At no additional cost to you.
Yes, I have adopted your formulation, Patterico, despite my having (pedantically, as I admitted at the time) criticized essentially that same formulation when you used it on your blog as implying that there is such a thing as a free lunch.
I no longer participate in the Amazon Associates program here — by choice, and with no implied criticism of anyone who does. I prefer to keep this blog entirely non-profit, which should improve my position if there's ever a dispute over whether my quoting something copyrighted is or isn't within the "fair use" exception. That means I foot my subscription/bandwidth costs through TypePad without any reimbursement, but they're quite modest.
The reason, of course, that Amazon has this program is because its managers believe — and I'm sure they have objective data to support their belief — that on a net basis, it brings the company more profits. They believe the referrals they get through links to their website justify the costs of the commissions they pay to participating blogs (a/k/a "Associates"). It's just another kind of promotion and advertising. And as with advertising generally, in a macroscopic sense, it's facilitating a free flow of information that's essential for markets to function properly, and those benefits may indeed be sufficient so that despite its costs, the advertising transactions nevertheless generate additional wealth.

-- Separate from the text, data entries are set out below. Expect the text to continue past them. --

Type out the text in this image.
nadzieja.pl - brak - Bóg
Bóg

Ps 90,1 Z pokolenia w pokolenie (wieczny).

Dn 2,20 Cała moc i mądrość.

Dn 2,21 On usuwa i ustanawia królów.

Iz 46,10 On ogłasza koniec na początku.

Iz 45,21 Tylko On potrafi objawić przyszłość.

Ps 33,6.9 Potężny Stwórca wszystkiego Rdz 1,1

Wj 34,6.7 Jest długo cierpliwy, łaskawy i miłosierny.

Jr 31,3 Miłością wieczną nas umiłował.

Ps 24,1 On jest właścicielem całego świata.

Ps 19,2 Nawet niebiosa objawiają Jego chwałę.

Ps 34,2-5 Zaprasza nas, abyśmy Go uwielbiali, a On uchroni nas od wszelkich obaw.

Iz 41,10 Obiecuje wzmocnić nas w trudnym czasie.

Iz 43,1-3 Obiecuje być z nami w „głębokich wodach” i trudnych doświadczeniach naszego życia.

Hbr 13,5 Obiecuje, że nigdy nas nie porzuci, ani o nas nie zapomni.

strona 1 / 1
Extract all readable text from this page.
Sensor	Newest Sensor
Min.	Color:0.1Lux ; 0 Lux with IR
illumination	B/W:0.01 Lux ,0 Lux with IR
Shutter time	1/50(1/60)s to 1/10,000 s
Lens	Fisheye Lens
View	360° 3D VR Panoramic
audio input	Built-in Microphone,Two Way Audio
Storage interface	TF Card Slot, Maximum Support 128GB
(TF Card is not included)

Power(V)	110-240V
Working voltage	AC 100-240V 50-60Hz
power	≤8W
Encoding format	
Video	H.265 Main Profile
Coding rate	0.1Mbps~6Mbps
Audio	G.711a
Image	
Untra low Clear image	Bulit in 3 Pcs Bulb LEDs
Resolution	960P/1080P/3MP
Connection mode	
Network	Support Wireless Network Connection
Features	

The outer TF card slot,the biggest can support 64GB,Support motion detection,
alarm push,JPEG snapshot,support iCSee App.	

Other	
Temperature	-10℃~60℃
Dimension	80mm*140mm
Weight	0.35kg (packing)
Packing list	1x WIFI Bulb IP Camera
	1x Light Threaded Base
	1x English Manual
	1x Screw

The commissions, then, are cost-free to you, the person who follows the link and buys the product from Amazon, except in the very limited sense that if Amazon were not able to use this form of advertising, they'd no longer be incurring its costs; and if they're wrong about the Associates Program's cost-effectiveness, and on a total net basis it's not generating wealth but adding an additional marginal product cost that the consumer would not otherwise have to buy, then all of Amazon's customers are subsidizing these subscription fees. On a single-transaction basis, in isolation from Amazon's overall costs and expenses, it's true beyond any doubt that Amazon doesn't quote a different price to customers who are referred to its website through an Amazon Associates link from a blogger, so "at no additional cost to you" is correct enough for most purposes, and the "to you" correctly implies that there is a cost to someone (which is also undoubtedly true; we just don't know if that cost is netted out by advertising efficiencies).
So: Even in my quibbling world, it's far from certain that there's any net cost to choosing to structure one's transaction with Amazon in a way that generates a commission for a worthy blogger like Patterico.
I am not the enemy of this program, nor the enemy of bloggers who participate in it! To the contrary, when I've linked books or items here that I want to provide an Amazon link for, lately I've used the URLs generated by the Amazon search widget on your website, Patterico, so that the commissions would go to you. Had I known Aaron's not participating in the program — and he might want to consider doing so, but that of course is up to him and he doesn't need my advice — I'd have used your search widget on your blog to generate a link that would have, I hoped, paid a commission to your blog on Aaron's self-published book. I have no idea if any of the attempts I've made to use your blog's Amazon Associates code in the link URLs has generated any commissions for you through your blog. But obviously, I hope it has, and I chose your blog as the beneficiary thinking you might still be miffed about my quibble. (Besides, the other bloggers I might have considered supporting, such as Profs. Reynolds or Althouse, already have plenty of traffic and, I presume, nice commissions from their Amazon Associates links.)
Seems you might be. So if my apologies for being pedantic at the time didn't cut it, I repeat them here. I don't understand you to disagree with me about the economics, you just think I was being a jerk; and to that I plead no contest.